This question is motivated by an older question about tiling an orthogonal polygon with squares. It is a generalisation of my former question about how to prove that the minimum square partition of a 3X2 rectangle has 3 squares).


  • An almost-square-rectangle be a rectangle that has a width $w$ and height $h=w-1$.
  • A square partitioning be a covering by non-overlapping squares; the entire rectangle must be covered, all the squares must be disjoint.
  • A minimum-square-partitioning be a square partitioning, for which is no square partitioning that is made of a lesser number of squares.


enter image description here

Top row: The almost-square-rectangles of widths $3$, $4$ and $5$. Bottom row: Are these miminum-square-partitions of their corresponding rectangles?

My question is now:

What is the minimum-square-partitioning of an almost-square-rectangle?

Can we prove ${\rm M{\small IN}S{\small QUARES}}(R_{w,h=w-1})=w$?

Note a follow-up question, Minimum square partitions for 4x3 and 5x4 rectangles.

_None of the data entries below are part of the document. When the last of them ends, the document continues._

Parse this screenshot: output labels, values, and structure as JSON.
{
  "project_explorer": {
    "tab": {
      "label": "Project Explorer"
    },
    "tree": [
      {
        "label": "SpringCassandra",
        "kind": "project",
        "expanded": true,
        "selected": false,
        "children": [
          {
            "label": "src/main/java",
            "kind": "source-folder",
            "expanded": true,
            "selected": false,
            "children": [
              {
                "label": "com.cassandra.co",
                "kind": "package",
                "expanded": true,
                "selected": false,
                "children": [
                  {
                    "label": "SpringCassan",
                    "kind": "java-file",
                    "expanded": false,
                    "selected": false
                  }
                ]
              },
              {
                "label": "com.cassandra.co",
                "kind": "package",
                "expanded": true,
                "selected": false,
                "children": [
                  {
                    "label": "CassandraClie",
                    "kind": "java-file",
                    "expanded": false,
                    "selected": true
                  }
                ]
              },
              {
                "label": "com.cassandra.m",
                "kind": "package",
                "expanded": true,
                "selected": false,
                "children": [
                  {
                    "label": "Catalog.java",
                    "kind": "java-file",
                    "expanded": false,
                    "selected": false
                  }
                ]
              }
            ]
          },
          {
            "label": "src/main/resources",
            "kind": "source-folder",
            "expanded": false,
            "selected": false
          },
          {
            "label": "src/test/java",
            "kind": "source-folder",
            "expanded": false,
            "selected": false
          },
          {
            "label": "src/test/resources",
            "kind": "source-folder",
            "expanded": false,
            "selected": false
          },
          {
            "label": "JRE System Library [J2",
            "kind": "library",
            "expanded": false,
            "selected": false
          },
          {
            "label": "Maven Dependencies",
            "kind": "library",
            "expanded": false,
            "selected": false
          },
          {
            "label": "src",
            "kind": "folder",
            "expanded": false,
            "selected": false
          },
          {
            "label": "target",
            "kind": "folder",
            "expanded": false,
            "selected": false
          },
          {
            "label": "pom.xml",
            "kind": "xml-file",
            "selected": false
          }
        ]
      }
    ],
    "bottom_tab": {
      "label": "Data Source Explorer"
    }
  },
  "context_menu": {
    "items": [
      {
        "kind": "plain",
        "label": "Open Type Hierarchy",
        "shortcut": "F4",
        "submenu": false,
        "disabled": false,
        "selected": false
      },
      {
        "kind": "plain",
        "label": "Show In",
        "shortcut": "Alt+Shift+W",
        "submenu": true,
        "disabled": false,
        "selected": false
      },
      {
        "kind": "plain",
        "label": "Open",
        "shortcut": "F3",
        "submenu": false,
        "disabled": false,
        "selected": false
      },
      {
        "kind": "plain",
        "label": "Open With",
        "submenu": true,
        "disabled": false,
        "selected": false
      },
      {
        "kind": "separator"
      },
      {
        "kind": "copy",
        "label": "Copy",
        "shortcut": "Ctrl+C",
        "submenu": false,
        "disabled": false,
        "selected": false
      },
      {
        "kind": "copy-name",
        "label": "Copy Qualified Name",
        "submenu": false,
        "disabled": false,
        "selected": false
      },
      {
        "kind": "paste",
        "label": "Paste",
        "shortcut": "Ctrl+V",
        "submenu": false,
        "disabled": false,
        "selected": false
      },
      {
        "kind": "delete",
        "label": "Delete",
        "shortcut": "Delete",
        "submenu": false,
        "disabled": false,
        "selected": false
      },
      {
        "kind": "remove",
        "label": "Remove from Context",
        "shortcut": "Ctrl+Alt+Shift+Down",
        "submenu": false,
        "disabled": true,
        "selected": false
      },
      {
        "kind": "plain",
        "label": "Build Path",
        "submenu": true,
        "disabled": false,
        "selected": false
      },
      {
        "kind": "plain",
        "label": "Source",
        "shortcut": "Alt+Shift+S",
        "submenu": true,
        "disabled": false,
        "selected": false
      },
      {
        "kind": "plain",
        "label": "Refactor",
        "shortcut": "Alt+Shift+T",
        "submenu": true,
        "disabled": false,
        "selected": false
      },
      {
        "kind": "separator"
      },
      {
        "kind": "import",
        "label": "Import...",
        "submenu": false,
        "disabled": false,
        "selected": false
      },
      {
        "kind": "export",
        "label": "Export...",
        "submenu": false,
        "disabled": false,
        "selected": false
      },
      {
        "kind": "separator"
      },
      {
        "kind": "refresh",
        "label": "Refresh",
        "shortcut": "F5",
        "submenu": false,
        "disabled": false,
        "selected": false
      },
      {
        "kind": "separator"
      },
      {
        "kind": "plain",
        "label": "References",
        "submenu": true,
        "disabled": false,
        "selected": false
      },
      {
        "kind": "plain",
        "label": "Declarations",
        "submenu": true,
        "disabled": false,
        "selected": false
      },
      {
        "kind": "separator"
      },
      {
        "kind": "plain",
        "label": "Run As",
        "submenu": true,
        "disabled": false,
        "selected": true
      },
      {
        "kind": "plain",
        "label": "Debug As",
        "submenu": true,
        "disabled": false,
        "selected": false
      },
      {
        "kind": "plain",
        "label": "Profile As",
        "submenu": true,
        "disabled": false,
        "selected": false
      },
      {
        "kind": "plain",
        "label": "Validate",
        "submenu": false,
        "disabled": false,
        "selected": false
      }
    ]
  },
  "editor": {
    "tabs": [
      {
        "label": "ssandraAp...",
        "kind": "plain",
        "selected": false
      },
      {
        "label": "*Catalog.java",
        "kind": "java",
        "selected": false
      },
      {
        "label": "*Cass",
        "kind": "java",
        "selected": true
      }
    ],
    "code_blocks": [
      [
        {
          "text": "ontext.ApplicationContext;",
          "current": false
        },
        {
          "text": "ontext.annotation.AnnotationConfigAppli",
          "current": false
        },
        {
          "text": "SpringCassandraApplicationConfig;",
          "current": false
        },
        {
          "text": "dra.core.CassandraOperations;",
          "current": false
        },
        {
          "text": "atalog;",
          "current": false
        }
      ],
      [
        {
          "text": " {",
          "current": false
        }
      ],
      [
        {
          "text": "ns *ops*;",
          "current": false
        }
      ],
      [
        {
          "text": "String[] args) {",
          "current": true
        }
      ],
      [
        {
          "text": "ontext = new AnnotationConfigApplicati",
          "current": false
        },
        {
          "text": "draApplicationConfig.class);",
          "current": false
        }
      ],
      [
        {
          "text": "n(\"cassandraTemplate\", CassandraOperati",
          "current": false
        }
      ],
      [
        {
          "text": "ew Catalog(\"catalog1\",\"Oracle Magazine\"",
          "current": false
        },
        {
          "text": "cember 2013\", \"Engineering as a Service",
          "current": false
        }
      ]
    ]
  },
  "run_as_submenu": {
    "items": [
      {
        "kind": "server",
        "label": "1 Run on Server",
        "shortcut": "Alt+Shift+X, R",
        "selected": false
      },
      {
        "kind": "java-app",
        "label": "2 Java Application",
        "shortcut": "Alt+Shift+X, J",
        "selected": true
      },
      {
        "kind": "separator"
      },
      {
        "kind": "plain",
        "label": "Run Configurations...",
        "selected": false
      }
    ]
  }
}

  • $\begingroup$ Is it just me, or is ${\rm M{\small IN}S{\small QUARES}}(R_{w,h})=\frac {\max (w, h)}{\gcd (w, h)}$? $\endgroup$ – Karolis Juodelė Nov 8 '13 at 18:29
  • $\begingroup$ @KarolisJuodelė with $R_{5,3}$ that gives me $5$, but I think you can cover a $R_{5,3}$ with a $1\cdot R_{3,3} + 1\cdot R_{2,2} + 2\cdot R_{1,1} = 4\text{ squares}$. $\endgroup$ – Realz Slaw Nov 8 '13 at 20:21
  • $\begingroup$ Right, I was silly. Still, the covering follows euclidean algorithm. The number of squares is the number of steps. I think... $\endgroup$ – Karolis Juodelė Nov 8 '13 at 21:07
  • $\begingroup$ @KarolisJuodelė yeah I agree it is related to what I intuitively know is the minimum-square-partition; with some thought one can come up with a formula for general $R_{w,h}$. I don't just want a general formula; I want a proof (a proof along with a general formula would be nice though). $\endgroup$ – Realz Slaw Nov 8 '13 at 21:08
  • $\begingroup$ Please format your questions with a lighter hand. Formatting should be functional in supporting the reader; you used a sledgehammer. $\endgroup$ – Raphael Nov 10 '13 at 10:30

A similar question was asked on Mathoverflow. The commenters mentioned a paper of Kenyon, which shows that the minimum number of squares required to tile a $w \times (w-1)$ rectangle is $\Theta(\log w)$. See also a related paper of Walters.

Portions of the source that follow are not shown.